I suggested above that in assigning ourselves a role in the passion story some of us might have been among the opponents of Jesus. That is because Gospel readers are often sincerely religious people who have a deep attachment to their tradition. Jesus was a challenge to religious traditionalists since he pointed to a human element in their holy traditions-an element too often identified with God's will (see Matt 15:6). If Jesus was treated harshly by the literal-minded religious people of his time who were Jews, it is quite likely that he would be treated harshly by similar religious people of our time, including Christians. Not Jewish background but religious mentality is the basic component in the reaction to Jesus.
4 comments:
I like that idea, Jeff - putting oneself in the Passion narrative. It's a lot like the third week of the Spiritual Exercises. Usually people think of themselves as disciples, so it's interesting to imagine oneself being one of the "bad guys" of the story. I'm trying to do this every night ... it's hard and I'm not doing much of a job of it.

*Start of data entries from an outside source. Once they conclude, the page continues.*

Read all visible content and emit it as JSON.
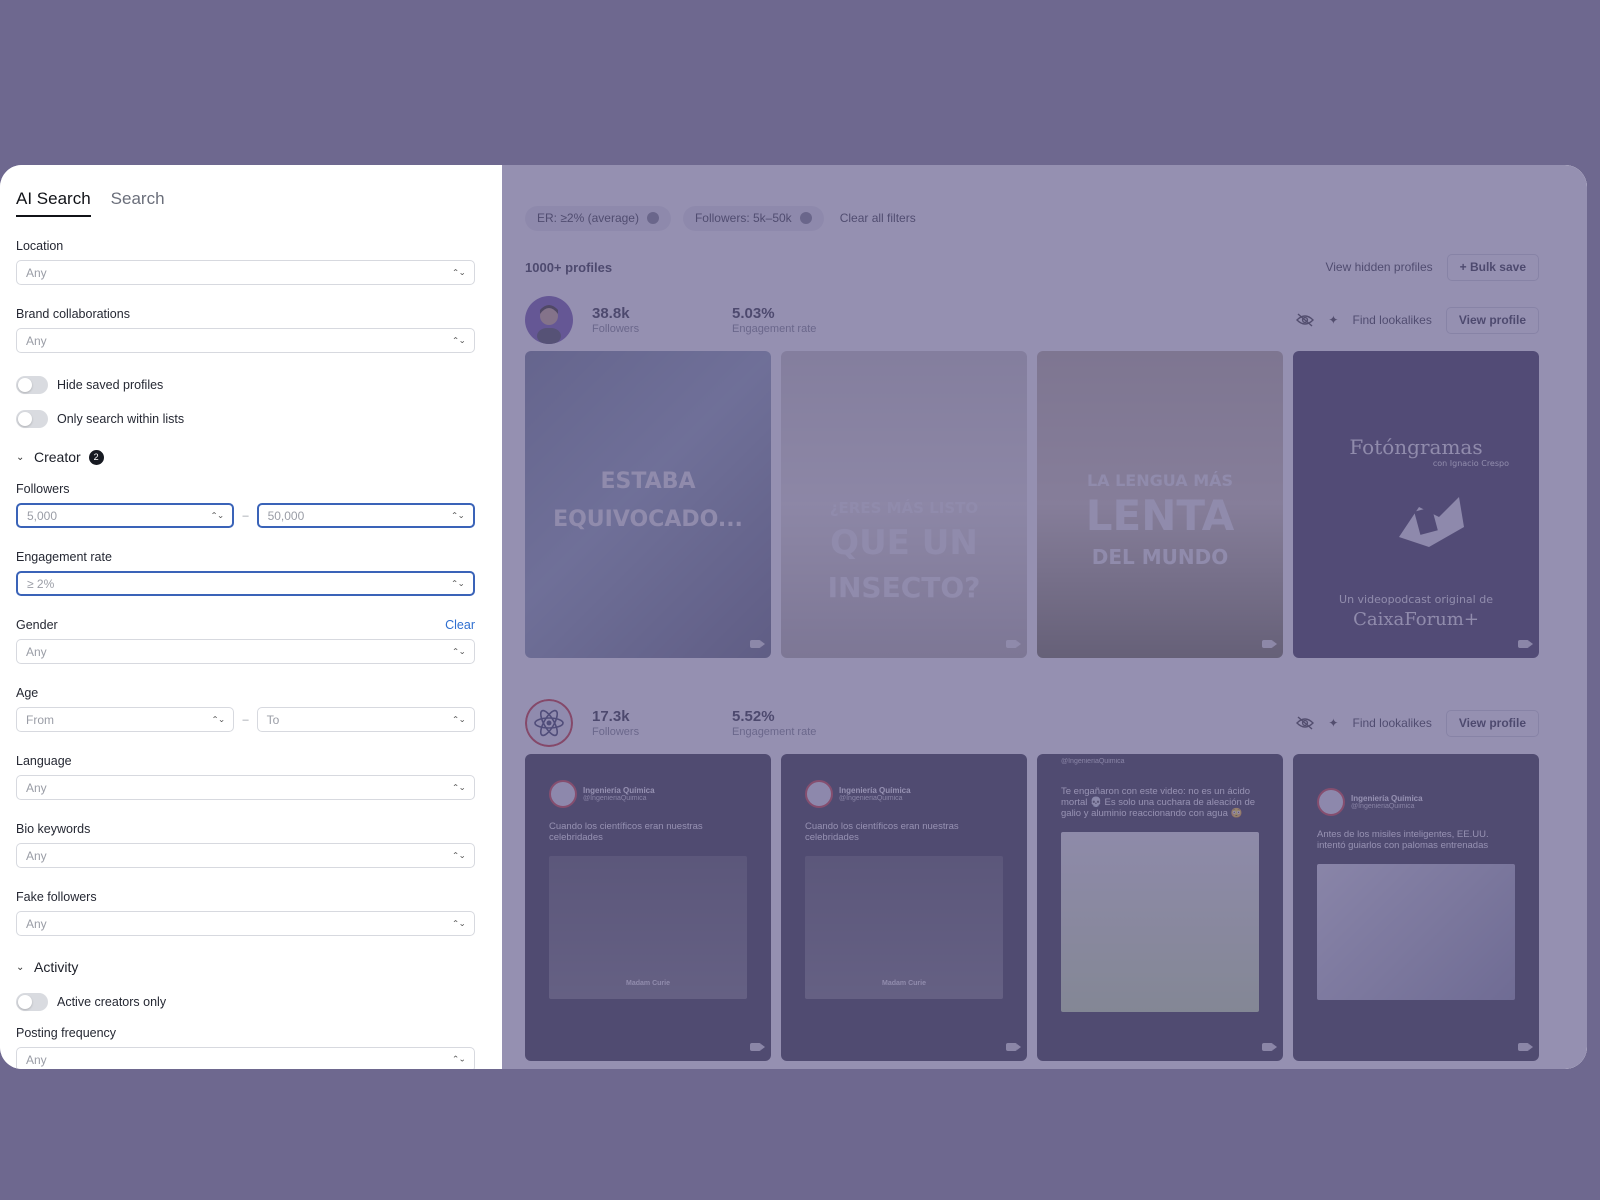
{
  "sidebar": {
    "tabs": [
      {
        "label": "AI Search"
      },
      {
        "label": "Search"
      }
    ],
    "location": {
      "label": "Location",
      "value": "Any"
    },
    "brand_collaborations": {
      "label": "Brand collaborations",
      "value": "Any"
    },
    "toggles": {
      "hide_saved": "Hide saved profiles",
      "only_lists": "Only search within lists"
    },
    "creator_section": {
      "title": "Creator",
      "badge": "2"
    },
    "followers": {
      "label": "Followers",
      "from_placeholder": "5,000",
      "dash": "–",
      "to_placeholder": "50,000"
    },
    "engagement": {
      "label": "Engagement rate",
      "placeholder": "≥ 2%"
    },
    "gender": {
      "label": "Gender",
      "clear": "Clear",
      "value": "Any"
    },
    "age": {
      "label": "Age",
      "from": "From",
      "dash": "–",
      "to": "To"
    },
    "language": {
      "label": "Language",
      "value": "Any"
    },
    "bio_keywords": {
      "label": "Bio keywords",
      "value": "Any"
    },
    "fake_followers": {
      "label": "Fake followers",
      "value": "Any"
    },
    "activity_section": {
      "title": "Activity"
    },
    "active_only": "Active creators only",
    "posting_frequency": {
      "label": "Posting frequency",
      "value": "Any"
    }
  },
  "main": {
    "chips": [
      {
        "label": "ER: ≥2% (average)"
      },
      {
        "label": "Followers: 5k–50k"
      }
    ],
    "clear_all": "Clear all filters",
    "count": "1000+ profiles",
    "view_hidden": "View hidden profiles",
    "bulk_save": "+ Bulk save",
    "find_lookalikes": "Find lookalikes",
    "view_profile": "View profile",
    "creators": [
      {
        "followers": "38.8k",
        "followers_label": "Followers",
        "er": "5.03%",
        "er_label": "Engagement rate",
        "tiles": [
          {
            "lines": [
              "ESTABA",
              "EQUIVOCADO..."
            ]
          },
          {
            "lines": [
              "¿ERES MÁS LISTO",
              "QUE UN",
              "INSECTO?"
            ]
          },
          {
            "lines": [
              "LA LENGUA MÁS",
              "LENTA",
              "DEL MUNDO"
            ]
          },
          {
            "lines": [
              "Fotóngramas",
              "con Ignacio Crespo",
              "Un videopodcast original de",
              "CaixaForum+"
            ]
          }
        ]
      },
      {
        "followers": "17.3k",
        "followers_label": "Followers",
        "er": "5.52%",
        "er_label": "Engagement rate",
        "posts": [
          {
            "name": "Ingeniería Química",
            "handle": "@IngenieriaQuimica",
            "text": "Cuando los científicos eran nuestras celebridades",
            "caption": "Madam Curie"
          },
          {
            "name": "Ingeniería Química",
            "handle": "@IngenieriaQuimica",
            "text": "Cuando los científicos eran nuestras celebridades",
            "caption": "Madam Curie"
          },
          {
            "name": "",
            "handle": "@IngenieriaQuimica",
            "text": "Te engañaron con este video: no es un ácido mortal 💀 Es solo una cuchara de aleación de galio y aluminio reaccionando con agua 😳",
            "caption": ""
          },
          {
            "name": "Ingeniería Química",
            "handle": "@IngenieriaQuimica",
            "text": "Antes de los misiles inteligentes, EE.UU. intentó guiarlos con palomas entrenadas",
            "caption": ""
          }
        ]
      }
    ]
  }
}
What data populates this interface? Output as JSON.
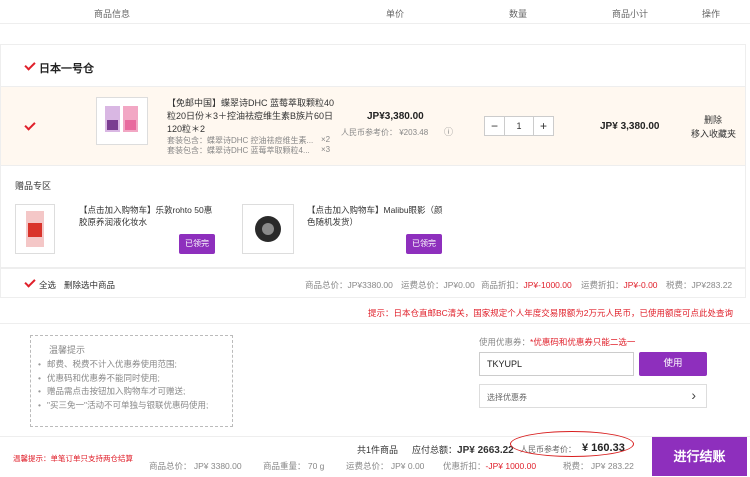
{
  "header": {
    "product_info": "商品信息",
    "unit_price": "单价",
    "quantity": "数量",
    "subtotal": "商品小计",
    "operation": "操作"
  },
  "warehouse": {
    "name": "日本一号仓"
  },
  "item": {
    "title": "【免邮中国】蝶翠诗DHC 蓝莓萃取颗粒40粒20日份＊3＋控油祛痘维生素B族片60日 120粒＊2",
    "bundle_1": "套装包含：蝶翠诗DHC 控油祛痘维生素...",
    "bundle_1_qty": "×2",
    "bundle_2": "套装包含：蝶翠诗DHC 蓝莓萃取颗粒4...",
    "bundle_2_qty": "×3",
    "price": "JP¥3,380.00",
    "rmb_ref": "人民币参考价： ¥203.48",
    "info_icon": "ⓘ",
    "qty_minus": "−",
    "qty_value": "1",
    "qty_plus": "+",
    "subtotal": "JP¥ 3,380.00",
    "delete": "删除",
    "move_fav": "移入收藏夹"
  },
  "gifts": {
    "title": "赠品专区",
    "items": [
      {
        "name": "【点击加入购物车】乐敦rohto 50惠 胶原养润液化妆水",
        "button": "已领完"
      },
      {
        "name": "【点击加入购物车】Malibu眼影（颜色随机发货）",
        "button": "已领完"
      }
    ]
  },
  "select_bar": {
    "select_all": "全选",
    "delete_selected": "删除选中商品",
    "total": "商品总价：JP¥3380.00",
    "shipping": "运费总价：JP¥0.00",
    "discount_label": "商品折扣：",
    "discount_value": "JP¥-1000.00",
    "ship_discount_label": "运费折扣：",
    "ship_discount_value": "JP¥-0.00",
    "tax": "税费：JP¥283.22"
  },
  "notice": "提示：日本仓直邮BC清关，国家规定个人年度交易限额为2万元人民币，已使用额度可点此处查询",
  "tips": {
    "title": "温馨提示",
    "items": [
      "邮费、税费不计入优惠券使用范围;",
      "优惠码和优惠券不能同时使用;",
      "赠品需点击按钮加入购物车才可赠送;",
      "\"买三免一\"活动不可单独与银联优惠码使用;"
    ]
  },
  "coupon": {
    "label": "使用优惠券：",
    "hint": "*优惠码和优惠券只能二选一",
    "code_value": "TKYUPL",
    "use_button": "使用",
    "select_placeholder": "选择优惠券",
    "chevron": "›"
  },
  "summary": {
    "count": "共1件商品",
    "total_label": "应付总额：",
    "total_value": "JP¥ 2663.22",
    "rmb_label": "人民币参考价：",
    "rmb_value": "¥ 160.33",
    "warning": "温馨提示：单笔订单只支持两仓结算",
    "goods_total": "商品总价： JP¥ 3380.00",
    "weight": "商品重量： 70 g",
    "shipping": "运费总价： JP¥ 0.00",
    "discount_label": "优惠折扣：",
    "discount_value": "-JP¥ 1000.00",
    "tax": "税费： JP¥ 283.22",
    "checkout": "进行结账"
  }
}
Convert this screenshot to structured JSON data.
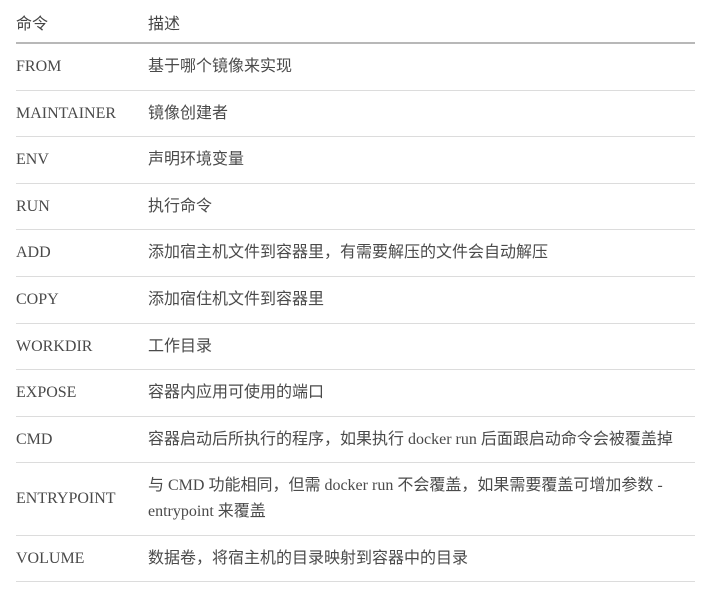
{
  "table": {
    "headers": {
      "command": "命令",
      "description": "描述"
    },
    "rows": [
      {
        "command": "FROM",
        "description": "基于哪个镜像来实现"
      },
      {
        "command": "MAINTAINER",
        "description": "镜像创建者"
      },
      {
        "command": "ENV",
        "description": "声明环境变量"
      },
      {
        "command": "RUN",
        "description": "执行命令"
      },
      {
        "command": "ADD",
        "description": "添加宿主机文件到容器里，有需要解压的文件会自动解压"
      },
      {
        "command": "COPY",
        "description": "添加宿住机文件到容器里"
      },
      {
        "command": "WORKDIR",
        "description": "工作目录"
      },
      {
        "command": "EXPOSE",
        "description": "容器内应用可使用的端口"
      },
      {
        "command": "CMD",
        "description": "容器启动后所执行的程序，如果执行 docker run 后面跟启动命令会被覆盖掉"
      },
      {
        "command": "ENTRYPOINT",
        "description": "与 CMD 功能相同，但需 docker run 不会覆盖，如果需要覆盖可增加参数 -entrypoint 来覆盖"
      },
      {
        "command": "VOLUME",
        "description": "数据卷，将宿主机的目录映射到容器中的目录"
      }
    ]
  }
}
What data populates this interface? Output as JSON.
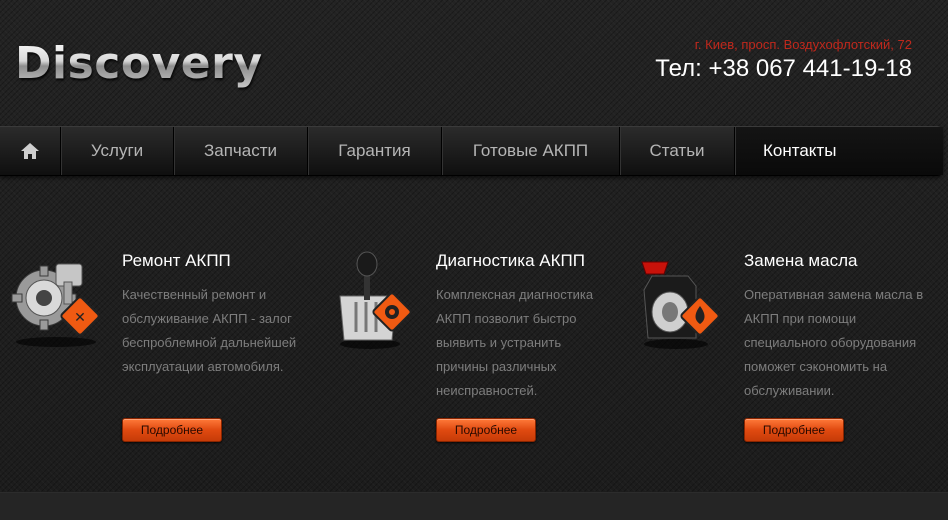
{
  "header": {
    "logo": "Discovery",
    "address": "г. Киев, просп. Воздухофлотский, 72",
    "phone": "Тел: +38 067 441-19-18"
  },
  "nav": {
    "items": [
      {
        "label": "Услуги"
      },
      {
        "label": "Запчасти"
      },
      {
        "label": "Гарантия"
      },
      {
        "label": "Готовые АКПП"
      },
      {
        "label": "Статьи"
      },
      {
        "label": "Контакты"
      }
    ]
  },
  "services": [
    {
      "title": "Ремонт АКПП",
      "text": "Качественный ремонт и обслуживание АКПП - залог беспроблемной дальнейшей эксплуатации автомобиля.",
      "button": "Подробнее"
    },
    {
      "title": "Диагностика АКПП",
      "text": "Комплексная диагностика АКПП позволит быстро выявить и устранить причины различных неисправностей.",
      "button": "Подробнее"
    },
    {
      "title": "Замена масла",
      "text": "Оперативная замена масла в АКПП при помощи специального оборудования поможет сэкономить на обслуживании.",
      "button": "Подробнее"
    }
  ],
  "colors": {
    "accent": "#e04a10",
    "address": "#c0281c",
    "body_text": "#7d7d7d"
  }
}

Where I go to school you never hear about Ray Brown without the prefix, "the great." Recently I was turned onto a great book on some of these atonement questions: S. Mark Heim's "Saved from Sacrifice" (Eerdmans, 2006) which is a valiant effort to let go of the model of satisfying the debt or pacifying the angry God, while still holding onto the language of sacrifice.
Great post, Jeff, and yes Friar Charles, Raymond Brown really is great.
I think the fact that we are given palms and then the role of the angry crowd is interesting -- it's one thing to support Jesus when everyone else is, it's different when everyone has turned against him.
Hi Crystal,
Come to think of it, that is a lot like the Spiritual Exercises, sin't it? I admire you for the way you've been keeping up with the Creighton Retreat. So far, I've been too lazy to follow the Spiritual Exercises diligenty.
Hi Friar & Liam,
Yes, Brown was great. I sure wish he was still alive. I'd love to hear his take on a lot of the things that have been written lately. Friar, I'm glad that you guys are looking at alternative ways of looking at the atonement. Have you seen the article on sacrifice by James Alison that Crystal has recommended? It's excellent.